After flowing into NO oxidizing means which can be oxidized to NO and oxidizing NO contained in the exhaust gas to NO ₂ , N
Ox is trapped in the form of NO ₂ and flows into NOx trapping means for trapping and trapping by absorption or adsorption at a lean air-fuel ratio, and NO ₂ trapped at a stoichiometric or rich air-fuel ratio is reduced by a reducing agent in exhaust gas. exhaust gas purification method for an internal combustion engine to reduce the N _2. 3. After NO in the exhaust gas containing NOx discharged to at least the starting period of the internal combustion engine is oxidized to NO _2, the NOx in a lean air-fuel ratio is trapped by adsorption as NO ₂ on the catalyst, the air-fuel ratio the NO ₂ that is trapped on the catalyst at stoichiometric or rich by flowing into the NOx adsorbent catalyst for reducing the N ₂ by a reducing agent in the exhaust gas,
An exhaust gas purifying method for an internal combustion engine for purifying NOx in the exhaust gas. 4. An exhaust gas containing NOx discharged from an internal combustion engine flows into a NO oxidation catalyst that oxidizes NO in exhaust gas discharged from the internal combustion engine into NO ₂ at least during a start-up period. the NOx capture by adsorption as NO ₂ on a catalyst, and the NO ₂ that the air-fuel ratio is trapped on the catalyst at stoichiometric or rich to flow into the NOx trap catalyst to be reduced to N ₂ by a reducing agent in the exhaust gas at, An exhaust gas purifying method for an internal combustion engine for purifying NOx in the exhaust gas. 5. The exhaust gas purifying method for an internal combustion engine according to claim 2, wherein the means for oxidizing NO is a NO oxidation catalyst having Rh, Pt, and Mn as noble metals on a porous carrier. 6. The internal combustion engine according to claim 2, wherein the means for oxidizing NO is an NO oxidation catalyst having Mg on a porous carrier, and Rh, Pt, Pd, and Mn as noble metals.
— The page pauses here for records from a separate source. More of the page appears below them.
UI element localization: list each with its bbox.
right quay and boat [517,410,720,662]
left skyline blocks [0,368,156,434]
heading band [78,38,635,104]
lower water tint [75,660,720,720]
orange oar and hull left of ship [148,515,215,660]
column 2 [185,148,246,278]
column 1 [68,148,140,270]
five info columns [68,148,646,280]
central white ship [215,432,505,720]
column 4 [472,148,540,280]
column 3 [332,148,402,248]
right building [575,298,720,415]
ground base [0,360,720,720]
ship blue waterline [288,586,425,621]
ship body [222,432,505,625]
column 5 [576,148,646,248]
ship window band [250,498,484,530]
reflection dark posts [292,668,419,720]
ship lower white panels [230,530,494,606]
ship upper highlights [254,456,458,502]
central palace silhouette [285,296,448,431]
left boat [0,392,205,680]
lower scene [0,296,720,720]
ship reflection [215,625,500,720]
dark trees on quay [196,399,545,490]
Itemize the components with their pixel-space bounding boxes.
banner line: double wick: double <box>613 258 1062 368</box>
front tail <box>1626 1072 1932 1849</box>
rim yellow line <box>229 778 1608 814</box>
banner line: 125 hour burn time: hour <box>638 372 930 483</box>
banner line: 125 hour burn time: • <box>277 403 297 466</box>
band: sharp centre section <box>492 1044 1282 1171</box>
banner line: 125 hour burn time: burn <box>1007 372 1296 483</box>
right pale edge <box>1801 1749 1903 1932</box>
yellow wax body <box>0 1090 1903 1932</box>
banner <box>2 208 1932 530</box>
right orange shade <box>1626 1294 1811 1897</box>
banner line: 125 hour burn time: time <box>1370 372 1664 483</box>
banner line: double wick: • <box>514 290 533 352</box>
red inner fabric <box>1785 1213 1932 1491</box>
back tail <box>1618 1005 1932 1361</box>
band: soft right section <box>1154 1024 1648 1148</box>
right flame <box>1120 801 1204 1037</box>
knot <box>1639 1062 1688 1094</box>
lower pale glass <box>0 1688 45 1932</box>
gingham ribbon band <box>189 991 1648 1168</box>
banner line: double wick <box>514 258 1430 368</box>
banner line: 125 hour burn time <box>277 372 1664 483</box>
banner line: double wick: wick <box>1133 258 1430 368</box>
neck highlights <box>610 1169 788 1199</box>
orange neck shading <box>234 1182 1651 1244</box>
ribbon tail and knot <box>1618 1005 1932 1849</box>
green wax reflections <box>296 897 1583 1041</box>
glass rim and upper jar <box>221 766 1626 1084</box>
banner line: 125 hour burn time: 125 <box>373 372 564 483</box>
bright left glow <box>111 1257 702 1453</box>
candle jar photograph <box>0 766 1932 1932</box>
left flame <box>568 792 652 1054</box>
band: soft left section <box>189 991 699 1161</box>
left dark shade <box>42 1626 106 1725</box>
Exhaust gas purification method. 7. NO in exhaust gas discharged from the internal combustion engine at least when the internal combustion engine is in a starting period is reduced to NO ₂
NO oxidation means for converting to NO, and N
A NOx trapping means for trapping and reducing NOx oxidized to O ₂ by absorption or adsorption, wherein the NOx trapped by the NOx trapping means is reduced to N ₂ by a reducing agent in the exhaust gas. Exhaust gas purification device. 8. NO in exhaust gas discharged from the internal combustion engine when the internal combustion engine is at least during a starting period is reduced to NO ₂
And NO oxidation means which can be converted into, the NOx in the exhaust gas which the oxidized via the NO oxidation means to NO _2, captured by absorption or adsorption in the lean air-fuel ratio, NOx air-fuel ratio is trapped in stoichiometric or rich NOx trapping means for reducing NO ₂ to N ₂ by a reducing agent in exhaust gas, and the NO ₂ oxidized by the NO oxidizing means
An exhaust gas purifying apparatus for an internal combustion engine that purifies NOx in the exhaust gas by trapping and reducing the exhaust gas with an x capturing unit.